Topaz - Leon Uris [34]

By Root 712 0

“Well?”

“You’ve a good nose for intelligence.”

“Your health is not the only thing that disturbs me. The hostility against you at the Embassy is becoming quite apparent. I hear things and sense things that upset me. They say the Americans are just using you.”

“Indeed they are. However, I’ve always been perfectly willing to be used in the interest of France.”

“You and your twisting words. Lord, how I envy those people who live and breathe around us and who know a day of peace. Do you realize, André, since I’ve known you you’ve never really spent a day that you weren’t in battle? For twenty years, day in and day out, this war you’re in never stops. You bring it home with you, into the dining room, into the bedroom. As often as not I’m made to feel I’m looking at a detached stranger.”

“Well, darling, better luck in your next life. Maybe you’ll find a Tucker Brown IV.”

“Why does it always have to be you who does it? What about the others? Why are you the one always in the middle?”

“President Truman had a little sign on his desk. I’ve always admired its philosophy. It read: THE BUCK STOPS HERE. I’ve envied certain people, too, the great majority of my colleagues whose sole mission in life is to attain the goal of mediocrity. They sail into a safe harbor, button up and conveniently and quietly sort their paper clips, avoiding responsibility and decisions. I can’t explain, Nicole, why I was singled out and am unable to avoid conflict, but I can’t run or plug my ears or close my eyes or turn my back. I often envy those who can.”

She looked at him blankly, not drinking in his words, but only feeling their thud as another of his well-phrased rejections.

“I’m going up to see Michele,” she said tersely. “I’m thinking of going off with her on a trip.”

“Where? When?”

“I don’t know. France, to your father’s. Switzerland, Outer Mongolia. Some place where I don’t have to be a daily witness to your demise.”

Coming home these days, he thought, is not my idea of heaven, but I never thought of a home without Nicole. If I don’t know how to quit and if you love me, then, God, woman, accept it for what it is and try to make things a little easier.

“For whatever it means,” André said, “I still love you dearly and I don’t want to go through life without you.”

Nicole took her hand out of his, folded her napkin, and stood. “Give Juanita de Córdoba my regards,” she said.

André watched her leave the room, stinging from the slur. Damn it! Juanita de Córdoba had no place in this conversation! It was the unpredictable quiltwork of a woman’s mind, the determined illogic of ending up with a stab.
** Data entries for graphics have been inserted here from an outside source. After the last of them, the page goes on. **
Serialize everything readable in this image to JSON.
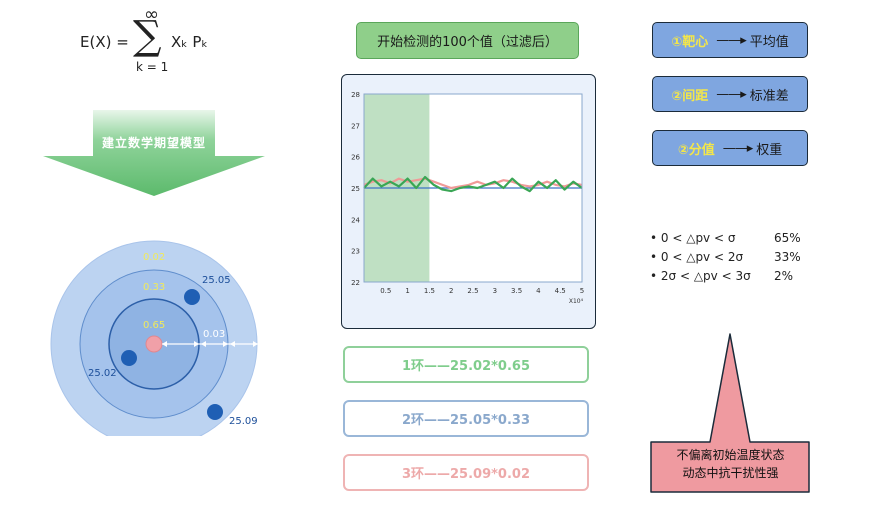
{
  "formula": {
    "lhs": "E(X) =",
    "sigma": "∑",
    "upper": "∞",
    "lower": "k = 1",
    "rhs": "Xₖ Pₖ"
  },
  "arrow_label": "建立数学期望模型",
  "target": {
    "ring_probs": [
      "0.02",
      "0.33",
      "0.65"
    ],
    "gap_label": "0.03",
    "values": [
      "25.05",
      "25.02",
      "25.09"
    ],
    "colors": {
      "outer": "#b5cff0",
      "middle": "#99bbe8",
      "inner": "#82a9dc",
      "dot": "#1f5fb4",
      "center": "#f0a0a8"
    }
  },
  "header": "开始检测的100个值（过滤后）",
  "chart_data": {
    "type": "line",
    "xlabel": "X10⁴",
    "xlim": [
      0,
      5
    ],
    "ylim": [
      22,
      28
    ],
    "x_ticks": [
      "0.5",
      "1",
      "1.5",
      "2",
      "2.5",
      "3",
      "3.5",
      "4",
      "4.5",
      "5"
    ],
    "y_ticks": [
      "22",
      "23",
      "24",
      "25",
      "26",
      "27",
      "28"
    ],
    "highlight_range": [
      0,
      1.5
    ],
    "reference_line": 25,
    "x": [
      0,
      0.2,
      0.4,
      0.6,
      0.8,
      1.0,
      1.2,
      1.4,
      1.6,
      1.8,
      2.0,
      2.2,
      2.4,
      2.6,
      2.8,
      3.0,
      3.2,
      3.4,
      3.6,
      3.8,
      4.0,
      4.2,
      4.4,
      4.6,
      4.8,
      5.0
    ],
    "series": [
      {
        "color": "#f09a98",
        "values": [
          25.1,
          25.2,
          25.25,
          25.15,
          25.3,
          25.2,
          25.25,
          25.3,
          25.2,
          25.1,
          25.0,
          25.05,
          25.1,
          25.2,
          25.1,
          25.15,
          25.25,
          25.2,
          25.1,
          25.05,
          25.1,
          25.2,
          25.1,
          25.05,
          25.15,
          25.1
        ]
      },
      {
        "color": "#3aa655",
        "values": [
          25.0,
          25.3,
          25.05,
          25.2,
          25.05,
          25.3,
          25.0,
          25.35,
          25.1,
          24.95,
          24.9,
          25.0,
          25.05,
          25.0,
          25.1,
          25.2,
          25.0,
          25.3,
          25.05,
          24.9,
          25.2,
          25.0,
          25.25,
          24.95,
          25.2,
          25.0
        ]
      }
    ]
  },
  "rings": [
    "1环——25.02*0.65",
    "2环——25.05*0.33",
    "3环——25.09*0.02"
  ],
  "buttons": [
    {
      "key": "①靶心",
      "arrow": "——▸",
      "value": "平均值"
    },
    {
      "key": "②间距",
      "arrow": "——▸",
      "value": "标准差"
    },
    {
      "key": "②分值",
      "arrow": "——▸",
      "value": "权重"
    }
  ],
  "stats": [
    {
      "text": "• 0 < △pv < σ",
      "pct": "65%"
    },
    {
      "text": "• 0 < △pv < 2σ",
      "pct": "33%"
    },
    {
      "text": "• 2σ < △pv < 3σ",
      "pct": "2%"
    }
  ],
  "callout": [
    "不偏离初始温度状态",
    "动态中抗干扰性强"
  ]
}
Or was it so illogical? André ticked the ash from his cigar and spun his cognac around slowly. Wasn’t this the real heart of the matter and wasn’t Nicole’s intuition perfect?

Lord knows he had tried to keep the affair with

Juanita from his wife and Lord knows he was a fool to think he could. He had intended to live with Nicole forever and let things go on as they were. Yes, even to love Nicole in that certain way that two decades of marriage dictated.
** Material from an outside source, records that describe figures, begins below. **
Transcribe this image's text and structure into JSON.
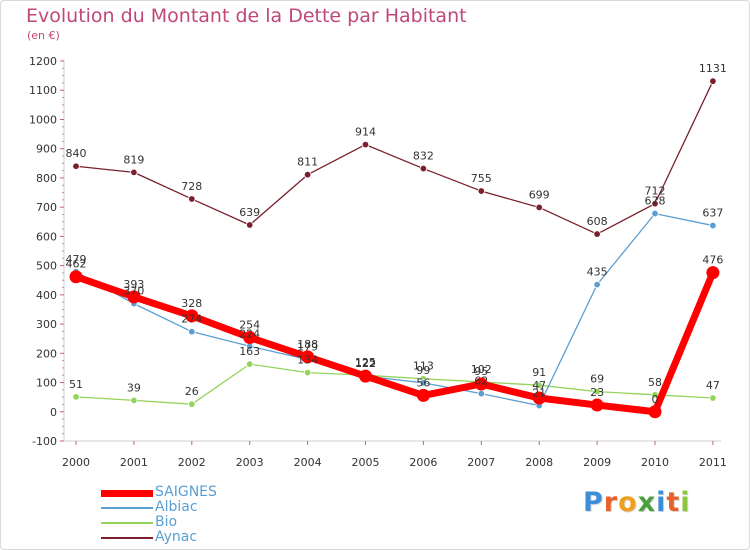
{
  "chart_data": {
    "type": "line",
    "title": "Evolution du Montant de la Dette par Habitant",
    "subtitle": "(en €)",
    "xlabel": "",
    "ylabel": "",
    "x": [
      "2000",
      "2001",
      "2002",
      "2003",
      "2004",
      "2005",
      "2006",
      "2007",
      "2008",
      "2009",
      "2010",
      "2011"
    ],
    "ylim": [
      -100,
      1200
    ],
    "yticks": [
      "-100",
      "0",
      "100",
      "200",
      "300",
      "400",
      "500",
      "600",
      "700",
      "800",
      "900",
      "1000",
      "1100",
      "1200"
    ],
    "grid": false,
    "legend_position": "bottom-left",
    "series": [
      {
        "name": "Aynac",
        "color": "#7a1f2b",
        "values": [
          840,
          819,
          728,
          639,
          811,
          914,
          832,
          755,
          699,
          608,
          712,
          1131
        ],
        "labels": [
          "840",
          "819",
          "728",
          "639",
          "811",
          "914",
          "832",
          "755",
          "699",
          "608",
          "712",
          "1131"
        ]
      },
      {
        "name": "Bio",
        "color": "#93d45a",
        "values": [
          51,
          39,
          26,
          163,
          134,
          125,
          113,
          102,
          91,
          69,
          58,
          47
        ],
        "labels": [
          "51",
          "39",
          "26",
          "163",
          "134",
          "125",
          "113",
          "102",
          "91",
          "69",
          "58",
          "47"
        ]
      },
      {
        "name": "Albiac",
        "color": "#5a9fd4",
        "values": [
          479,
          370,
          274,
          224,
          179,
          122,
          99,
          62,
          21,
          435,
          678,
          637
        ],
        "labels": [
          "479",
          "370",
          "274",
          "224",
          "179",
          "122",
          "99",
          "62",
          "21",
          "435",
          "678",
          "637"
        ]
      },
      {
        "name": "SAIGNES",
        "color": "#ff0000",
        "values": [
          462,
          393,
          328,
          254,
          188,
          122,
          56,
          95,
          47,
          23,
          0,
          476
        ],
        "labels": [
          "462",
          "393",
          "328",
          "254",
          "188",
          "122",
          "56",
          "95",
          "47",
          "23",
          "0",
          "476"
        ]
      }
    ],
    "legend": [
      "SAIGNES",
      "Albiac",
      "Bio",
      "Aynac"
    ]
  },
  "brand": {
    "letters": [
      "P",
      "r",
      "o",
      "x",
      "i",
      "t",
      "i"
    ],
    "colors": [
      "#3e8ed6",
      "#e8612c",
      "#f0a020",
      "#4aa03c",
      "#3e8ed6",
      "#e8612c",
      "#8cc63f"
    ]
  }
}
But his real love, though denied and buried, belonged to Juanita de Córdoba. How many days and weeks and months had he gone on without daring to think about her, shutting this longing for her out of his life?

But the thrill and the hunger for Juanita never failed to renew itself.

In this moment of honest appraisal, Nicole understood perfectly.

André had tossed around his decision of whether or not to go to Cuba for the Americans. In the end the scale tipped in favor of the trip because Juanita would be there. And even though he denied it to himself and justified it otherwise, this was the truth.

His lips touched the cognac snifter .... “Juanita ... yes ... I am afraid I love you very much ... I am sorry for that ... for both of us....”

He drew himself from the table and made his way slowly to the head of the steps. A ray of light from Nicole’s room fell over the hallway and down the stairwell. He stood motionless, waiting until her door closed at last.